Tuesday, January 19, 2010

One Year Shy of the Meaning of Life

Forty One, eh?

I am not, even by Presbyterian standards, a youngling any more. This strikes me as peculiar. Now and again, I'll be sitting around with a group of adults, and will suddenly realize that people who seem very much grown up and responsible are actually considerably younger than I am. Or I'll be talking with a grownup about a subject on which I'm apparently expected to know something. I'll listen to myself speak, and think, "Wow! I really do seem to know what I'm talking about. How did that happen?" I'm not sure if this happens to other people.

Shouldn't I feel different? I realize, when I think about it, that the array of data that underlies my awareness of the world around me is rather more deeply layered than it was when I was seven.

I know how to do a whole variety of things that would have baffled myself thirty-four years ago. I now know how to type, for example, which is making posting this a whole bunch easier. I'm married, which has contributed a whole bunch of of highly entertaining memories that my seven-year old self probably shouldn't be exposed to. I've got the boys, and a modest house in the burbs, which I apparently own. My body is larger, and increasingly creakier. I've been through all manner of joys and experienced some pretty impressive pain. Yet though those experiences add some...complexity of flavor...to my self, the awareness that I'd describe as "me" really is the same "me" that it has always been.

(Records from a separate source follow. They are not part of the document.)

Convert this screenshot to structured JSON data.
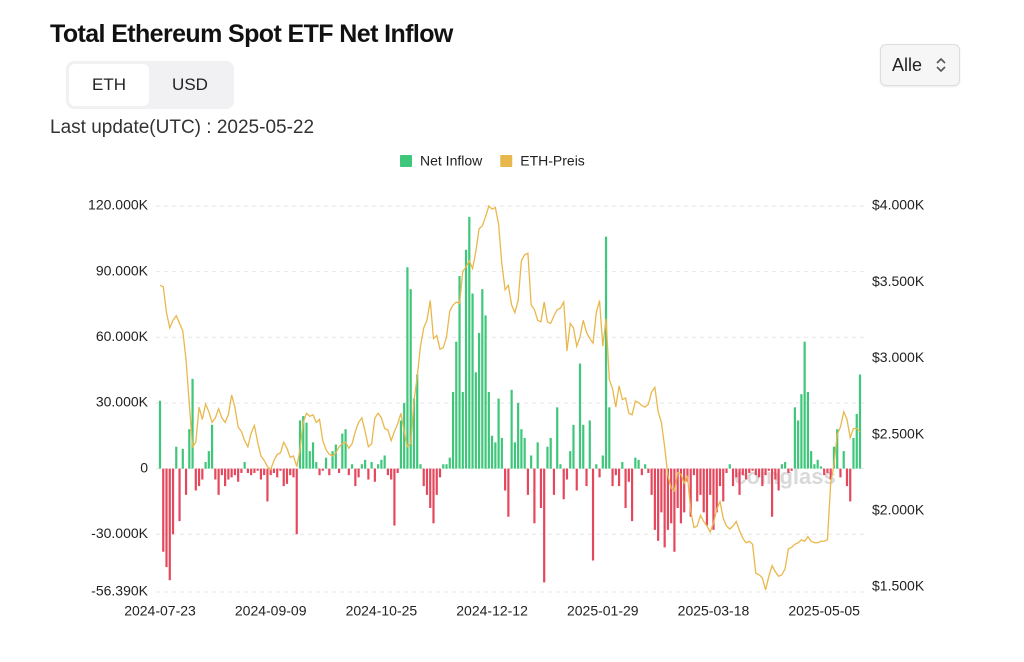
{
  "header": {
    "title": "Total Ethereum Spot ETF Net Inflow",
    "tabs": [
      "ETH",
      "USD"
    ],
    "last_update": "Last update(UTC) : 2025-05-22",
    "dropdown": "Alle"
  },
  "watermark": "coinglass",
  "chart_data": {
    "type": "bar",
    "categories": [
      "2024-07-23",
      null,
      null,
      null,
      null,
      null,
      null,
      null,
      null,
      null,
      null,
      null,
      null,
      null,
      null,
      null,
      null,
      null,
      null,
      null,
      null,
      null,
      null,
      null,
      null,
      null,
      null,
      null,
      null,
      null,
      null,
      null,
      null,
      null,
      "2024-09-09",
      null,
      null,
      null,
      null,
      null,
      null,
      null,
      null,
      null,
      null,
      null,
      null,
      null,
      null,
      null,
      null,
      null,
      null,
      null,
      null,
      null,
      null,
      null,
      null,
      null,
      null,
      null,
      null,
      null,
      null,
      null,
      null,
      null,
      "2024-10-25",
      null,
      null,
      null,
      null,
      null,
      null,
      null,
      null,
      null,
      null,
      null,
      null,
      null,
      null,
      null,
      null,
      null,
      null,
      null,
      null,
      null,
      null,
      null,
      null,
      null,
      null,
      null,
      null,
      null,
      null,
      null,
      null,
      null,
      "2024-12-12",
      null,
      null,
      null,
      null,
      null,
      null,
      null,
      null,
      null,
      null,
      null,
      null,
      null,
      null,
      null,
      null,
      null,
      null,
      null,
      null,
      null,
      null,
      null,
      null,
      null,
      null,
      null,
      null,
      null,
      null,
      null,
      null,
      null,
      "2025-01-29",
      null,
      null,
      null,
      null,
      null,
      null,
      null,
      null,
      null,
      null,
      null,
      null,
      null,
      null,
      null,
      null,
      null,
      null,
      null,
      null,
      null,
      null,
      null,
      null,
      null,
      null,
      null,
      null,
      null,
      null,
      null,
      null,
      null,
      "2025-03-18",
      null,
      null,
      null,
      null,
      null,
      null,
      null,
      null,
      null,
      null,
      null,
      null,
      null,
      null,
      null,
      null,
      null,
      null,
      null,
      null,
      null,
      null,
      null,
      null,
      null,
      null,
      null,
      null,
      null,
      null,
      null,
      null,
      null,
      "2025-05-05",
      null,
      null,
      null,
      null,
      null,
      null,
      null,
      null,
      null,
      null,
      null
    ],
    "series": [
      {
        "name": "Net Inflow",
        "type": "bar",
        "color": "#3ec77a",
        "negative_color": "#e5485d",
        "values": [
          31000,
          -38000,
          -45000,
          -51000,
          -30000,
          10000,
          -24000,
          9000,
          -12000,
          18000,
          41000,
          -10000,
          -8000,
          -5000,
          3000,
          8000,
          20000,
          -5000,
          -12000,
          -3000,
          -8000,
          -5000,
          -4000,
          -3000,
          -6000,
          -2000,
          3000,
          -2000,
          -3000,
          -2000,
          -1000,
          -5000,
          -3000,
          -15000,
          -3000,
          -2000,
          -4000,
          -1000,
          -8000,
          -7000,
          -3000,
          -4000,
          -30000,
          22000,
          24000,
          21000,
          8000,
          12000,
          3000,
          -3000,
          -1000,
          5000,
          -3000,
          8000,
          11000,
          -2000,
          16000,
          18000,
          -3000,
          2000,
          -8000,
          -4000,
          2000,
          4000,
          -5000,
          3000,
          -6000,
          2000,
          4000,
          6000,
          -3000,
          -5000,
          -26000,
          -2000,
          22000,
          30000,
          92000,
          82000,
          32000,
          43000,
          2000,
          -8000,
          -12000,
          -18000,
          -25000,
          -12000,
          -4000,
          2000,
          2000,
          5000,
          35000,
          58000,
          88000,
          35000,
          100000,
          115000,
          80000,
          44000,
          62000,
          82000,
          70000,
          35000,
          15000,
          12000,
          32000,
          14000,
          -10000,
          -22000,
          36000,
          12000,
          30000,
          18000,
          14000,
          -12000,
          6000,
          -25000,
          12000,
          -18000,
          -52000,
          10000,
          14000,
          -12000,
          28000,
          2000,
          -14000,
          -5000,
          8000,
          20000,
          -10000,
          48000,
          20000,
          -8000,
          22000,
          -42000,
          2000,
          -4000,
          6000,
          106000,
          28000,
          -8000,
          -3000,
          -8000,
          3000,
          -18000,
          -6000,
          -24000,
          5000,
          4000,
          -3000,
          2000,
          -2000,
          -12000,
          -28000,
          -33000,
          -20000,
          -36000,
          -28000,
          -25000,
          -38000,
          -18000,
          -25000,
          -20000,
          -6000,
          -22000,
          -3000,
          -15000,
          -12000,
          -20000,
          -26000,
          -12000,
          -28000,
          -20000,
          -8000,
          -15000,
          -2000,
          2000,
          -8000,
          -4000,
          -12000,
          -3000,
          -5000,
          -2000,
          -1000,
          -3000,
          -4000,
          -8000,
          -3000,
          -1000,
          -22000,
          -5000,
          -10000,
          2000,
          3000,
          -2000,
          -1000,
          28000,
          22000,
          34000,
          58000,
          35000,
          8000,
          2000,
          4000,
          1000,
          -3000,
          -2000,
          -5000,
          10000,
          18000,
          -4000,
          8000,
          -8000,
          -15000,
          14000,
          25000,
          43000
        ]
      },
      {
        "name": "ETH-Preis",
        "type": "line",
        "color": "#e9b84c",
        "axis": "y2",
        "values": [
          3480,
          3470,
          3300,
          3200,
          3250,
          3280,
          3230,
          3180,
          2990,
          2700,
          2420,
          2450,
          2680,
          2600,
          2700,
          2650,
          2580,
          2610,
          2670,
          2610,
          2580,
          2630,
          2760,
          2680,
          2550,
          2520,
          2460,
          2420,
          2510,
          2560,
          2450,
          2360,
          2330,
          2290,
          2270,
          2330,
          2370,
          2380,
          2450,
          2410,
          2350,
          2360,
          2290,
          2400,
          2580,
          2640,
          2620,
          2630,
          2580,
          2600,
          2460,
          2400,
          2370,
          2360,
          2380,
          2420,
          2440,
          2450,
          2410,
          2440,
          2520,
          2580,
          2610,
          2520,
          2420,
          2440,
          2610,
          2640,
          2610,
          2540,
          2530,
          2460,
          2520,
          2570,
          2640,
          2520,
          2420,
          2440,
          2720,
          2880,
          3080,
          3200,
          3250,
          3380,
          3130,
          3150,
          3060,
          3070,
          3140,
          3310,
          3350,
          3370,
          3360,
          3570,
          3600,
          3640,
          3590,
          3700,
          3850,
          3870,
          3930,
          4000,
          3980,
          3990,
          3880,
          3620,
          3450,
          3480,
          3350,
          3300,
          3380,
          3640,
          3680,
          3690,
          3350,
          3320,
          3250,
          3240,
          3370,
          3240,
          3230,
          3280,
          3320,
          3330,
          3370,
          3050,
          3230,
          3200,
          3080,
          3140,
          3250,
          3170,
          3130,
          3100,
          3300,
          3380,
          3080,
          3260,
          2860,
          2800,
          2680,
          2820,
          2730,
          2740,
          2640,
          2630,
          2720,
          2710,
          2690,
          2680,
          2700,
          2780,
          2810,
          2650,
          2580,
          2420,
          2230,
          2150,
          2130,
          2250,
          2240,
          2180,
          2230,
          2000,
          1890,
          1900,
          1970,
          1930,
          1900,
          1860,
          1920,
          2010,
          2060,
          1950,
          1900,
          1880,
          1900,
          1930,
          1870,
          1820,
          1790,
          1800,
          1780,
          1590,
          1580,
          1560,
          1480,
          1570,
          1640,
          1600,
          1570,
          1580,
          1620,
          1750,
          1760,
          1780,
          1790,
          1810,
          1800,
          1830,
          1800,
          1790,
          1790,
          1800,
          1800,
          1810,
          2180,
          2300,
          2500,
          2550,
          2650,
          2600,
          2480,
          2540,
          2540,
          2520
        ]
      }
    ],
    "ylim": [
      -56390,
      120000
    ],
    "yticks": [
      {
        "value": -56390,
        "label": "-56.390K"
      },
      {
        "value": -30000,
        "label": "-30.000K"
      },
      0,
      {
        "value": 30000,
        "label": "30.000K"
      },
      {
        "value": 60000,
        "label": "60.000K"
      },
      {
        "value": 90000,
        "label": "90.000K"
      },
      {
        "value": 120000,
        "label": "120.000K"
      }
    ],
    "y2lim": [
      1467,
      4000
    ],
    "y2ticks": [
      {
        "value": 1500,
        "label": "$1.500K"
      },
      {
        "value": 2000,
        "label": "$2.000K"
      },
      {
        "value": 2500,
        "label": "$2.500K"
      },
      {
        "value": 3000,
        "label": "$3.000K"
      },
      {
        "value": 3500,
        "label": "$3.500K"
      },
      {
        "value": 4000,
        "label": "$4.000K"
      }
    ],
    "grid": true,
    "legend": "top"
  }
}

I'm always a bit confused when I encounter people I used to know who have been radically changed by the process of life. I find myself wondering, who are you? What happened to that person I knew? Sometimes that new person is actually rather nicer than the old one, which is a good thing. Sometimes, that new person is closed and embittered and more selfish, which usually makes me really miss the person I knew before.

But I remain, at least to my own discernment, basically me. Which is what I plan to be for as long as I am.

It makes aging seem sort of irrelevant, or at a bare minimum, not something worth worrying about. Then again, it's nice to have the birthday wishes and the cake and the presents.